The American Diabetes Association’s Standards of Medical Care in Diabetes points specifically to the potential roles of the SGLT-2 inhibitors empagliflozin and canagliflozin and the GLP-1 agonist liraglutide as agents that should be added to metformin and lifestyle modification for patients with established atherosclerotic CV disease. They cite data indicating that these drugs reduce major adverse CV events and CV mortality in this population.3 Deciding among these 3 medications, however, is left to providers and patients. For dual therapy in patients with T2DM without CV disease who remain hyperglycemic despite metformin and lifestyle modifications, SGLT-2 inhibitors, GLP-1 agonists, and DPP-4 inhibitors are recommended equally, with the choice among them to be determined by “consideration of drug-specific effects and patient factors.”3

The National Institute for Health and Care Excellence (NICE) guidelines on T2DM management list both SGLT-2 inhibitors and DPP-4 inhibitors among the potential options for intensifying therapy after metformin.4 The American Association of Clinical Endocrinologists/American College of Endocrinology guidelines include a hierarchical recommendation to try a GLP-1 agonist first, followed by an SGLT-2 inhibitor, followed by a DPP-4 inhibitor, after metformin and lifestyle modifications—although the difference in the strength of recommendation for each class is noted to be small.5


SGLT-2s, GLP-1s equal better mortality outcomes

Zheng and colleagues performed a network meta-analysis of 236 RCTs involving 176310 patients to compare the clinical efficacy of SGLT-2 inhibitors, GLP-1 agonists, and DPP-4 inhibitors to reduce all-cause mortality and CV endpoints in patients with T2DM. The authors analyzed English-language RCTs that followed patients with T2DM for at least 12 weeks and compared SGLT-2 inhibitors, GLP-1 agonists, and DPP-4 inhibitors to one another, to placebo, or to no treatment.

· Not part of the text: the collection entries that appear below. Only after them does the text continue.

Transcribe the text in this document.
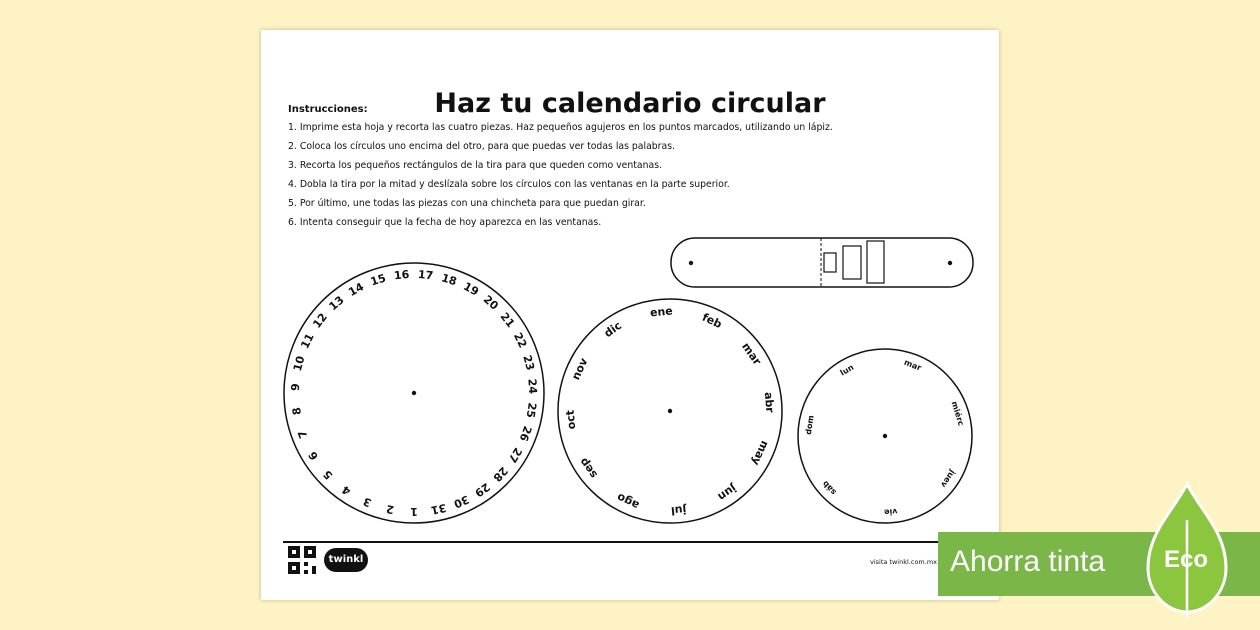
Haz tu calendario circular
Instrucciones:
1. Imprime esta hoja y recorta las cuatro piezas. Haz pequeños agujeros en los puntos marcados, utilizando un lápiz.
2. Coloca los círculos uno encima del otro, para que puedas ver todas las palabras.
3. Recorta los pequeños rectángulos de la tira para que queden como ventanas.
4. Dobla la tira por la mitad y deslízala sobre los círculos con las ventanas en la parte superior.
5. Por último, une todas las piezas con una chincheta para que puedan girar.
6. Intenta conseguir que la fecha de hoy aparezca en las ventanas.
1
2
3
4
5
6
7
8
9
10
11
12
13
14
15 16 17 18 19
20
21
22
23
24
25
26
27
28
29
30
31
ene feb
mar
abr
may
jun
jul
ago
sep
oct
nov
dic
lun	mar
miérc
juev
vie
sáb
dom
twinkl	visita twinkl.com.mx Ahorra tinta Eco
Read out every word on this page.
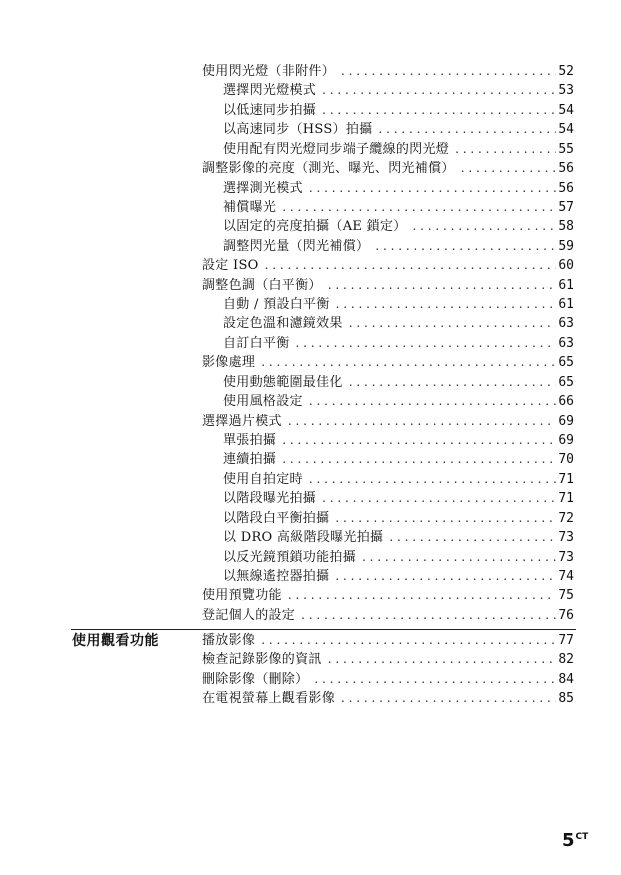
使用閃光燈（非附件） . . .	52
選擇閃光燈模式 . . .	53
以低速同步拍攝 . . .	54
以高速同步（HSS）拍攝 . . .	54
使用配有閃光燈同步端子纜線的閃光燈 . . .	55
調整影像的亮度（測光、曝光、閃光補償） . . .	56
選擇測光模式 . . .	56
補償曝光 . . .	57
以固定的亮度拍攝（AE 鎖定） . . .	58
調整閃光量（閃光補償） . . .	59
設定 ISO . . .	60
調整色調（白平衡） . . .	61
自動 / 預設白平衡 . . .	61
設定色溫和濾鏡效果 . . .	63
自訂白平衡 . . .	63
影像處理 . . .	65
使用動態範圍最佳化 . . .	65
使用風格設定 . . .	66
選擇過片模式 . . .	69
單張拍攝 . . .	69
連續拍攝 . . .	70
使用自拍定時 . . .	71
以階段曝光拍攝 . . .	71
以階段白平衡拍攝 . . .	72
以 DRO 高級階段曝光拍攝 . . .	73
以反光鏡預鎖功能拍攝 . . .	73
以無線遙控器拍攝 . . .	74
使用預覽功能 . . .	75
登記個人的設定 . . .	76
使用觀看功能	播放影像 . . .	77
檢查記錄影像的資訊 . . .	82
刪除影像（刪除） . . .	84
在電視螢幕上觀看影像 . . .	85
$5^{CT}$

A majority of the patients in both the intervention and control groups were taking additional diabetes medications (eg, metformin) prior to enrollment and during the trials. About half the patients analyzed were enrolled in trials that specifically evaluated those at elevated CV risk—notable because patients with higher CV risk ultimately derived the most benefit from the treatments studied.

The primary outcome was all-cause mortality. Secondary outcomes were CV mortality, heart failure (HF) events, myocardial infarction (MI), unstable angina, and stroke, as well as the safety outcomes of hypoglycemia and adverse events (any events, serious events, and those leading to study withdrawal).